Ranieri is already preparing for next season in the Champions League and is expected to sign a new contract which will double his money to £3 million a year. He has made good players into superstars, including Riyad Mahrez, Jamie Vardy and N'Golo Kanté, but has insisted his title-winning squad will not be broken up over the summer.
Kanté is understood to have a £20?million release clause and is attracting interest from Arsenal, Juventus and Paris St-Germain. There will inevitably be offers for the other miracle men yet Ranieri had a warning for those players, claiming it would be a retrograde step to leave the King Power Stadium.
"My phone will ring this summer but I will say: 'Do you have enough money to buy my players?' I would like to maintain all of them," he said. "But if one of my players says to me I want to go there, I try to keep him. I suggest to everybody this is a fantastic club, we won the title, we can do something good in a few years.

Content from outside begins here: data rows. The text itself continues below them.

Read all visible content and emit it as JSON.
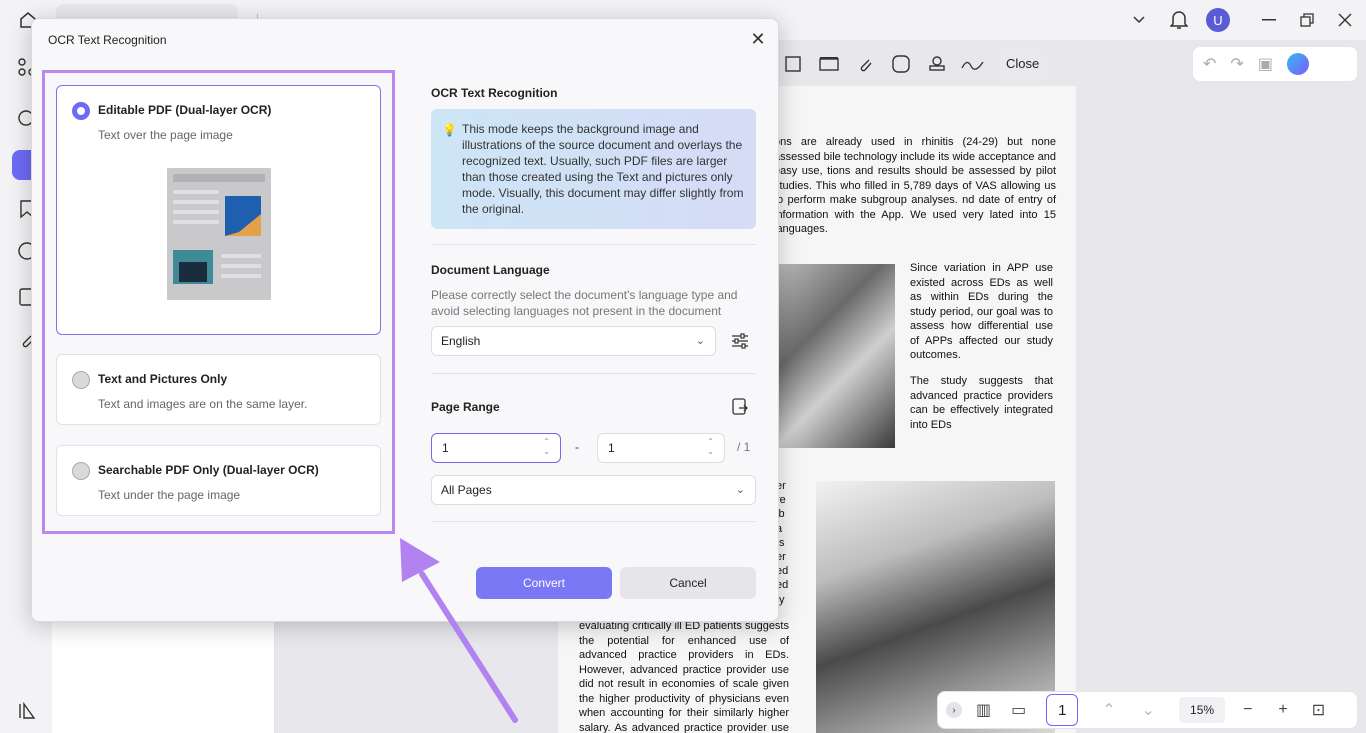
{
  "window": {
    "avatar_letter": "U"
  },
  "toolbar": {
    "close_label": "Close"
  },
  "document": {
    "para1": "ons are already used in rhinitis (24-29) but none assessed bile technology include its wide acceptance and easy use, tions and results should be assessed by pilot studies. This who filled in 5,789 days of VAS allowing us to perform make subgroup analyses. nd date of entry of information with the App. We used very lated into 15 languages.",
    "para2": "Since variation in APP use existed across EDs as well as within EDs during the study period, our goal was to assess how differential use of APPs affected our study outcomes.",
    "para3": "The study suggests that advanced practice providers can be effectively integrated into EDs",
    "col_fragments": "er re ib a ts er ed ed ty",
    "para4": "evaluating critically ill ED patients suggests the potential for enhanced use of advanced practice providers in EDs. However, advanced practice provider use did not result in economies of scale given the higher productivity of physicians even when accounting for their similarly higher salary. As advanced practice provider use in"
  },
  "bottombar": {
    "page": "1",
    "zoom": "15%"
  },
  "dialog": {
    "title": "OCR Text Recognition",
    "options": [
      {
        "title": "Editable PDF (Dual-layer OCR)",
        "subtitle": "Text over the page image",
        "selected": true
      },
      {
        "title": "Text and Pictures Only",
        "subtitle": "Text and images are on the same layer.",
        "selected": false
      },
      {
        "title": "Searchable PDF Only (Dual-layer OCR)",
        "subtitle": "Text under the page image",
        "selected": false
      }
    ],
    "right": {
      "heading": "OCR Text Recognition",
      "info": "This mode keeps the background image and illustrations of the source document and overlays the recognized text. Usually, such PDF files are larger than those created using the Text and pictures only mode. Visually, this document may differ slightly from the original.",
      "language_title": "Document Language",
      "language_desc": "Please correctly select the document's language type and avoid selecting languages not present in the document",
      "language_value": "English",
      "range_title": "Page Range",
      "range_from": "1",
      "range_sep": "-",
      "range_to": "1",
      "range_total": "/ 1",
      "range_mode": "All Pages",
      "convert_label": "Convert",
      "cancel_label": "Cancel"
    }
  },
  "colors": {
    "accent": "#6d6af5",
    "highlight": "#b988f0"
  }
}
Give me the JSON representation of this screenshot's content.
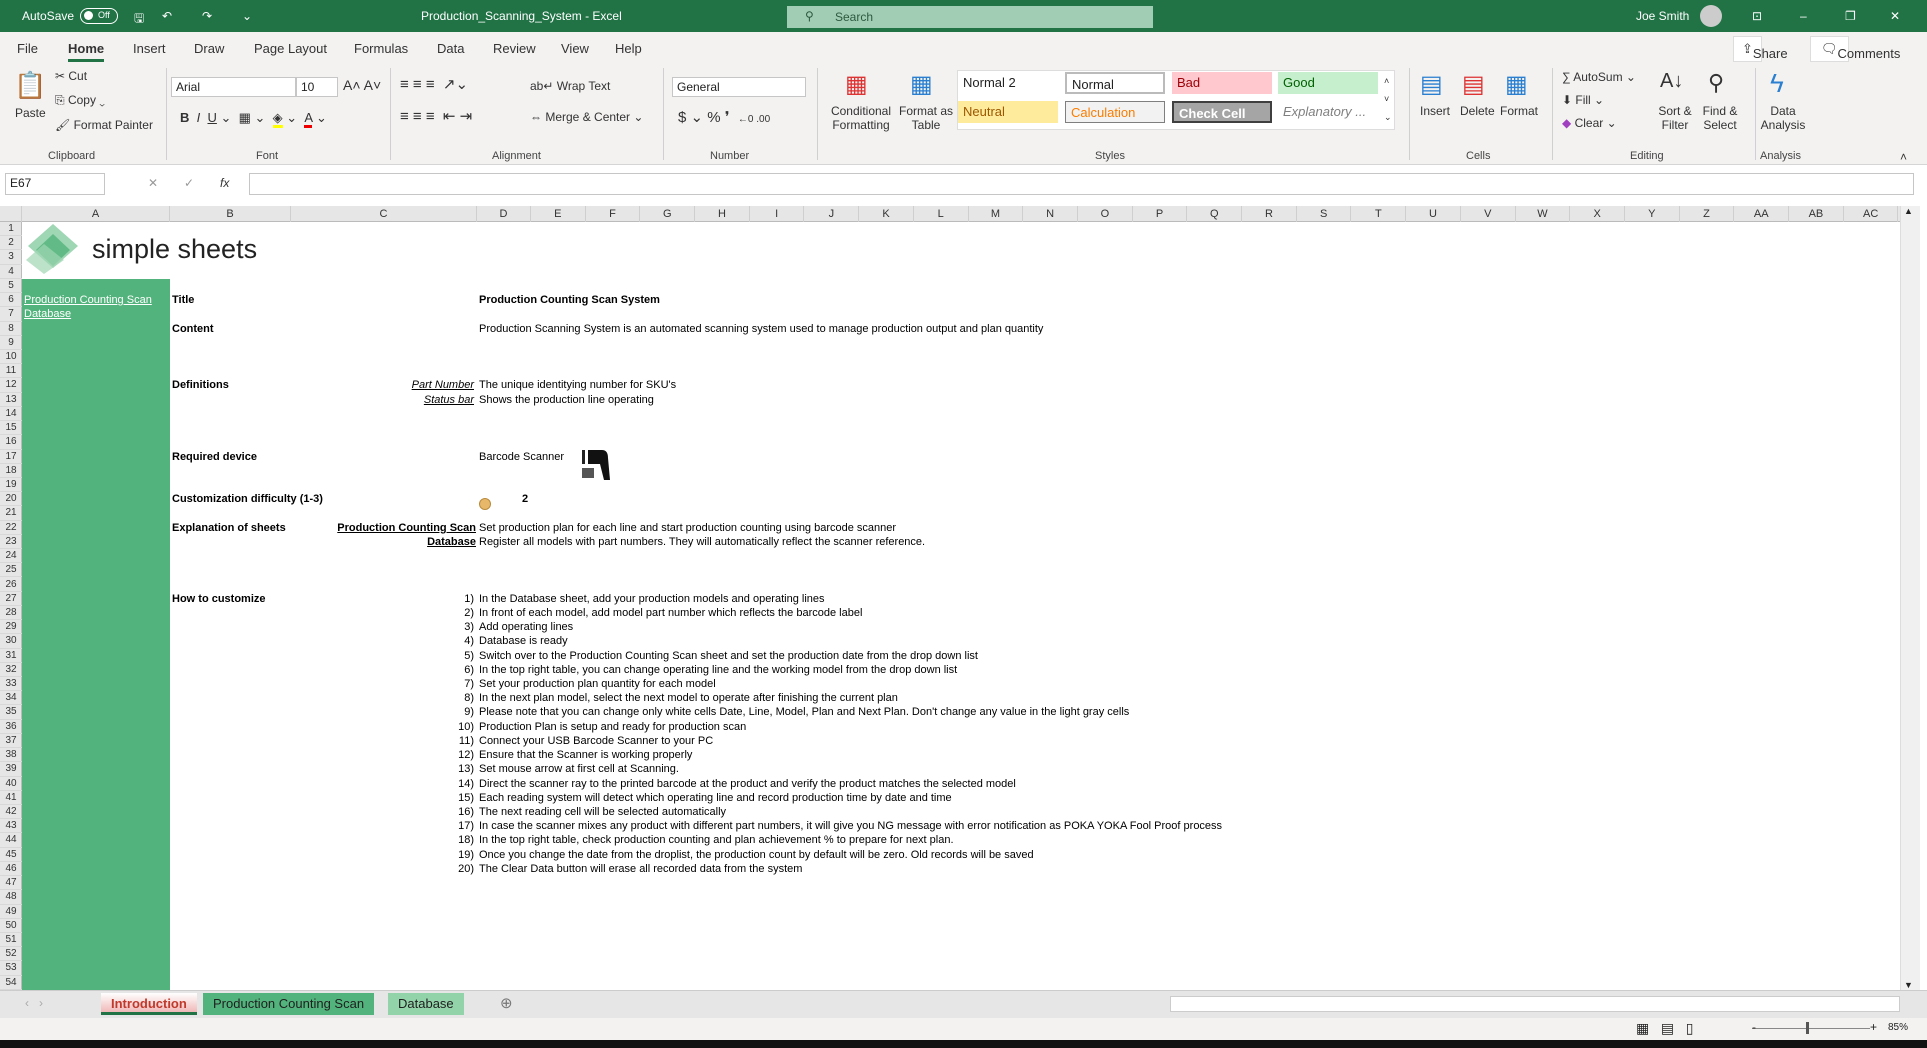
{
  "titlebar": {
    "autosave": "AutoSave",
    "autosave_state": "Off",
    "title": "Production_Scanning_System - Excel",
    "search": "Search",
    "user": "Joe Smith"
  },
  "tabs": [
    "File",
    "Home",
    "Insert",
    "Draw",
    "Page Layout",
    "Formulas",
    "Data",
    "Review",
    "View",
    "Help"
  ],
  "share": "Share",
  "comments": "Comments",
  "ribbon": {
    "clipboard": {
      "paste": "Paste",
      "cut": "Cut",
      "copy": "Copy",
      "format_painter": "Format Painter",
      "label": "Clipboard"
    },
    "font": {
      "name": "Arial",
      "size": "10",
      "label": "Font"
    },
    "alignment": {
      "wrap": "Wrap Text",
      "merge": "Merge & Center",
      "label": "Alignment"
    },
    "number": {
      "format": "General",
      "label": "Number"
    },
    "styles": {
      "conditional": "Conditional Formatting",
      "format_table": "Format as Table",
      "cells": [
        "Normal 2",
        "Normal",
        "Bad",
        "Good",
        "Neutral",
        "Calculation",
        "Check Cell",
        "Explanatory ..."
      ],
      "label": "Styles"
    },
    "cells": {
      "insert": "Insert",
      "delete": "Delete",
      "format": "Format",
      "label": "Cells"
    },
    "editing": {
      "autosum": "AutoSum",
      "fill": "Fill",
      "clear": "Clear",
      "sort": "Sort & Filter",
      "find": "Find & Select",
      "label": "Editing"
    },
    "analysis": {
      "data_analysis": "Data Analysis",
      "label": "Analysis"
    }
  },
  "formula_bar": {
    "name_box": "E67",
    "fx": "fx",
    "value": ""
  },
  "columns": [
    "A",
    "B",
    "C",
    "D",
    "E",
    "F",
    "G",
    "H",
    "I",
    "J",
    "K",
    "L",
    "M",
    "N",
    "O",
    "P",
    "Q",
    "R",
    "S",
    "T",
    "U",
    "V",
    "W",
    "X",
    "Y",
    "Z",
    "AA",
    "AB",
    "AC"
  ],
  "sheet": {
    "logo": "simple sheets",
    "nav": [
      "Production Counting Scan",
      "Database"
    ],
    "title_label": "Title",
    "title_value": "Production Counting Scan System",
    "content_label": "Content",
    "content_value": "Production Scanning System is an automated scanning system used to manage production output and plan quantity",
    "definitions_label": "Definitions",
    "definitions": [
      {
        "term": "Part Number",
        "text": "The unique identitying number for SKU's"
      },
      {
        "term": "Status bar",
        "text": "Shows the production line operating"
      }
    ],
    "device_label": "Required device",
    "device_value": "Barcode Scanner",
    "difficulty_label": "Customization difficulty (1-3)",
    "difficulty_value": "2",
    "explanation_label": "Explanation of sheets",
    "explanations": [
      {
        "sheet": "Production Counting Scan",
        "text": "Set production plan for each line and start production counting using barcode scanner"
      },
      {
        "sheet": "Database",
        "text": "Register all models with part numbers. They will automatically reflect the scanner reference."
      }
    ],
    "customize_label": "How to customize",
    "steps": [
      {
        "n": "1)",
        "t": "In the Database sheet, add your production models and operating lines"
      },
      {
        "n": "2)",
        "t": "In front of each model, add model part number which reflects the barcode label"
      },
      {
        "n": "3)",
        "t": "Add operating lines"
      },
      {
        "n": "4)",
        "t": "Database is ready"
      },
      {
        "n": "5)",
        "t": "Switch over to the Production Counting Scan sheet and set the production date from the drop down list"
      },
      {
        "n": "6)",
        "t": "In the top right table, you can change operating line and the working model from the drop down list"
      },
      {
        "n": "7)",
        "t": "Set your production plan quantity for each model"
      },
      {
        "n": "8)",
        "t": "In the next plan model, select the next model to operate after finishing the current plan"
      },
      {
        "n": "9)",
        "t": "Please note that you can change only white cells Date, Line, Model, Plan and Next Plan. Don't change any value in the light gray cells"
      },
      {
        "n": "10)",
        "t": "Production Plan is setup and ready for production scan"
      },
      {
        "n": "11)",
        "t": "Connect your USB Barcode Scanner to your PC"
      },
      {
        "n": "12)",
        "t": "Ensure that the Scanner is working properly"
      },
      {
        "n": "13)",
        "t": "Set mouse arrow at first cell at Scanning."
      },
      {
        "n": "14)",
        "t": "Direct the scanner ray to the printed barcode at the product and verify the product matches the selected model"
      },
      {
        "n": "15)",
        "t": "Each reading system will detect which operating line and record production time by date and time"
      },
      {
        "n": "16)",
        "t": "The next reading cell will be selected automatically"
      },
      {
        "n": "17)",
        "t": "In case the scanner mixes any product with different part numbers, it will give you NG message with error notification as POKA YOKA Fool Proof process"
      },
      {
        "n": "18)",
        "t": "In the top right table, check production counting and plan achievement % to prepare for next plan."
      },
      {
        "n": "19)",
        "t": "Once you change the date from the droplist, the production count by default will be zero. Old records will be saved"
      },
      {
        "n": "20)",
        "t": "The Clear Data button will erase all recorded data from the system"
      }
    ]
  },
  "sheet_tabs": [
    "Introduction",
    "Production Counting Scan",
    "Database"
  ],
  "status": {
    "zoom": "85%"
  },
  "colors": {
    "excel_green": "#217346",
    "sheet_green": "#52b47c",
    "difficulty_dot": "#e8b86a"
  }
}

"If you go away you don't know what happens, here you are the king. It is much better to stay here one year more and look at what happens. Then maybe you can go anywhere.
"You maybe change a team and go in the big teams, maybe you don't start very well and stay outside the first XI, you slow down. It is important to choose very well for the lads because now for me as well the lads are my sons. If they come to me I say this, 'Be careful'."
Leicester will lift the trophy after Saturday's game against Everton, with captain Wes Morgan admitting he will struggle to hold back the tears. They will then finish the season with a guard of honour at Chelsea a week on Sunday, which promises to be another emotional afternoon for Ranieri.
He was sacked by Roman Abramovich in June 2004 and replaced by Jose Mourinho but will go back to Stamford Bridge as a Premier League champion. Surely a moment to savour? "I am satisfied of course but not in terms of 'It is revenge'. No, no, no. I am not a man who wants revenge. I know my job very well and sometimes maybe the owner wants to change you because you don't fit in with him," he said.
"I had and I will have a good relationship with Abramovich. Every time I came back to watch the Premier League I called the man of Abramovich and every time I was in the stand. It was fantastic."
Expectations will naturally rise in this particular part of the East Midlands and the stadium was a hive of activity on Tuesday, with TV crews from around the world and supporters flooding the streets. Ranieri and his players were taken to San Carlo, an Italian restaurant in the city centre, by Leicester's Thai owners and even the journey was memorable. Lee Chapman, a postman and a Jamie Vardy lookalike, was invited onto the coach to join the players.
Replica shirts sold out just after midday and bookmakers are facing the prospect of paying out £15?million after the title win. Leicester were given odds of 5,000-1 to claim the crown before a ball was kicked. Yet Ranieri was determined to restore calm ahead of next season, insisting another title win will be out of reach.
"We know very well the project was to build the team, make a good foundation and the first two years to be safe was our goal. Now of course we made a fantastic season but we have to bring this season and put outside and restart," he said.
"The foundations are solid, but the Champions League is very hard. It burns a lot of mental energy. For us it is important to stay in the 10th position around there and try to fight to go into Europe.
"The next 10 or 20 years will be the same and the more rich will win or who can pick up the best players to make a team."
Leicester's owners are planning to take the players to Thailand for another post-season tour later this month and this season's success continues a remarkable six years for the Srivaddhanaprabha family, who bought the club from Milan Mandaric for £39?million.
In 2014 Vichai Srivaddhanaprabha, the club chairman, had targeted a top-five finish within three years but cannot have envisaged such an extraordinary triumph. Vichai and his son Aiyawatt were both at Stamford Bridge to see Chelsea's 2-2 draw with Tottenham Hotspur, the game which clinched Leicester the title.
"He was already proud of being the owner of an English Premier League team. Now he has owned an English Premier League champion team, he can't be prouder," Aiyawatt said of his father. "I have to say on his behalf that he has managed the club with his heart and he just hopes to gain a reputation for the country." Leicester, and Ranieri, have done that emphatically.